Dfam-consortium / RepeatModeler

De-Novo Repeat Discovery Tool
Other
183 stars 23 forks source link

FastaDB::_getFastaRecords: Could not locate lastSeqID=gi|5Query_574! at /my_path/RepeatModeler-2.0.2a/RepeatUtil.pm line 309 #140

Open Lin-Yuying opened 3 years ago

Lin-Yuying commented 3 years ago

Hello,

I got the error message during round 2 generating FastaDB::_getFastaRecords: Could not locate lastSeqID=gi|5Query_574! at /my_path/RepeatModeler-2.0.2a/RepeatUtil.pm line 309. when I runned RepeatModeler using command line: RepeatModeler -database my_db_name -pa 4 -LTRStruct > run.out

And before that, I generated the database using: BuildDatabase -name my_db_name my_genome.fa

The following is all the things in the run.out file:

RepeatModeler Round # 2
========================
Searching for Repeats
 -- Sampling from the database...
   - Gathering up to 3000000 bp
   - Sequence extraction : 00:00:02 (hh:mm:ss) Elapsed Time
 -- Running TRFMask on the sequence...
       305 Tandem Repeats Masked
   - TRFMask time 00:00:04 (hh:mm:ss) Elapsed Time
 -- Masking repeats from the previous rounds...
     - Masking 1 - 5 of 98

I configured all the dependencies following the instruction, but it could be possible there are something wrong with my configuring processes. Do you have any idea why this error happened?

Thanks in advance.

Lin

jebrosen commented 3 years ago

That sounds like a bug in RepeatModeler, but it could also be caused by a temporary or environment failure (such as out of memory / out of disk space).

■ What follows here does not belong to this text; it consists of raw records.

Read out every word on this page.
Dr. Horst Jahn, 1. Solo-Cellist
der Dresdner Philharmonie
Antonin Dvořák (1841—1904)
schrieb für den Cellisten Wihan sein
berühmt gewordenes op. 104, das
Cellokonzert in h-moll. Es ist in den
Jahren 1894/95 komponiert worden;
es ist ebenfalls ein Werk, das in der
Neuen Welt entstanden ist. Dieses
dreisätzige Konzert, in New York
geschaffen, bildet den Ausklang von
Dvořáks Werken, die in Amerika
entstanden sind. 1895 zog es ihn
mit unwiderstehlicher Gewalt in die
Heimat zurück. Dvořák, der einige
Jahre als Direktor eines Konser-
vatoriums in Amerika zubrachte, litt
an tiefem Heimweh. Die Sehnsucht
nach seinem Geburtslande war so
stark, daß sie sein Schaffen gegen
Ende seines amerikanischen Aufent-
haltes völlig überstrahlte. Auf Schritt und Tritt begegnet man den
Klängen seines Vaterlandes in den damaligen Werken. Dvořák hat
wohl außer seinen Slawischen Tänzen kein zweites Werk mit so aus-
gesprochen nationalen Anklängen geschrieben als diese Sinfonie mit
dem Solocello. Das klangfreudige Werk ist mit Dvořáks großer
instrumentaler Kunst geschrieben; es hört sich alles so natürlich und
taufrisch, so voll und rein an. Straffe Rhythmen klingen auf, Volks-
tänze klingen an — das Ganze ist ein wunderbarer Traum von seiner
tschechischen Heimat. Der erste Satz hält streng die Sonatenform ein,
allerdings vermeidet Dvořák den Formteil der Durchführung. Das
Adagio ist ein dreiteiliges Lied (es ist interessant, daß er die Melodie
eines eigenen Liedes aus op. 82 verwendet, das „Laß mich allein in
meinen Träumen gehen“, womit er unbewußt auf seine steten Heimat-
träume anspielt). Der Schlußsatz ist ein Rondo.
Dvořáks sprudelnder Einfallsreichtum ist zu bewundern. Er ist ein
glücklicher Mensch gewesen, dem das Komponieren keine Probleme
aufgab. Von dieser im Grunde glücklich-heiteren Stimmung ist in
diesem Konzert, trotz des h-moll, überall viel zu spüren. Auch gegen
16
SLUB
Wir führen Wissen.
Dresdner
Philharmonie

Is the genome file you ran RepeatModeler on publicly available, and if so can you provide a link to it? We would also need the seed number (near the beginning of run.out) to try to reproduce this issue to find out what went wrong.

Another option you can try right away, if you haven't already, is to try to run RepeatModeler again on the same data. RepeatModeler uses a sampling approach, so a second run would process different portions of the genome in a different order - potentially avoiding the problem.

Lin-Yuying commented 3 years ago

Hi Jeb,

Thank you so much for your reply. I think I did not see my computer was out of memory / disk space for some reasons.

This is the header information on run.out.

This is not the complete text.